Les medias se sont fait largement l'écho de l'accord par lequel les États-Unis et la Chine s'engagent à réduire leurs émissions de gaz à effet de serre afin de limiter les changements climatiques.

Révélé quelques semaines après que l'Union Européenne ait fait connaître ses propres objectifs de réduction des émissions, cet accord augmente considérablement la probabilité que la Conférence sur le climat qui se tiendra à Paris fin 2015 (COP21) ne soit pas un remake de celle de Copenhague (2009) et qu'elle aboutira à un accord international en bonne et due forme.

En même temps, la teneur des engagements pris par les deux plus grands émetteurs de gaz à effet de serre confirme la probabilité encore plus grande que cet accord international sera écologiquement insuffisant et technologiquement dangereux, donc socialement injuste.

Engagements chinois

Commençons par le volet chinois de l'accord.

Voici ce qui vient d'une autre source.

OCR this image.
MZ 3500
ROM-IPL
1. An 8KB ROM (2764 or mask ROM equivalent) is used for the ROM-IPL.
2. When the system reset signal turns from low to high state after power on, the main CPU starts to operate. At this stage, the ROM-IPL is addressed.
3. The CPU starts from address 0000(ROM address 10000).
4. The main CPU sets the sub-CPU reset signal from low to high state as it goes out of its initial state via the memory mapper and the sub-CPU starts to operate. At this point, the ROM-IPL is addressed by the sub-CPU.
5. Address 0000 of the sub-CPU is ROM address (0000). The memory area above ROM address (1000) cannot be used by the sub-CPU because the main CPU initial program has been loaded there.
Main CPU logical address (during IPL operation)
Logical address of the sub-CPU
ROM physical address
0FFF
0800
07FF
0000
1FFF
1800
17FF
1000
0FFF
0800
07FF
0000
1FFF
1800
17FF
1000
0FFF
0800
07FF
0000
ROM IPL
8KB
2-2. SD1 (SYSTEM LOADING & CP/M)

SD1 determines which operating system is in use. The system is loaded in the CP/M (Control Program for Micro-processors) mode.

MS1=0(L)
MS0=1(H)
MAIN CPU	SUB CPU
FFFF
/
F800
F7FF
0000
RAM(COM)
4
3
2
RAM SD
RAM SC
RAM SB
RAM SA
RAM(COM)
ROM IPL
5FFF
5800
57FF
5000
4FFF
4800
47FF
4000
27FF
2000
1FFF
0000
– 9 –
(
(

Le texte présenté à Pékin par Barak Obama et Xi Jinping stipule que la Chine commencera à réduire ses émissions absolues au plus tard en 2030 et que les sources " zéro-carbone » couvriront alors 20 % de ses besoins énergétiques.

Pour prendre la mesure de cette promesse, il faut savoir que ces sources " zéro carbone » représentaient en Chine, en 2013, 9 % de la consommation primaire d'énergie et que le douzième plan quinquennal mise sur 15 % en 2020. Au rythme des investissements, gagner 5 % de plus en dix ans ne sera pas une performance : en 2012, 65 milliards de dollars ont été investis dans les énergies " non-fossiles ».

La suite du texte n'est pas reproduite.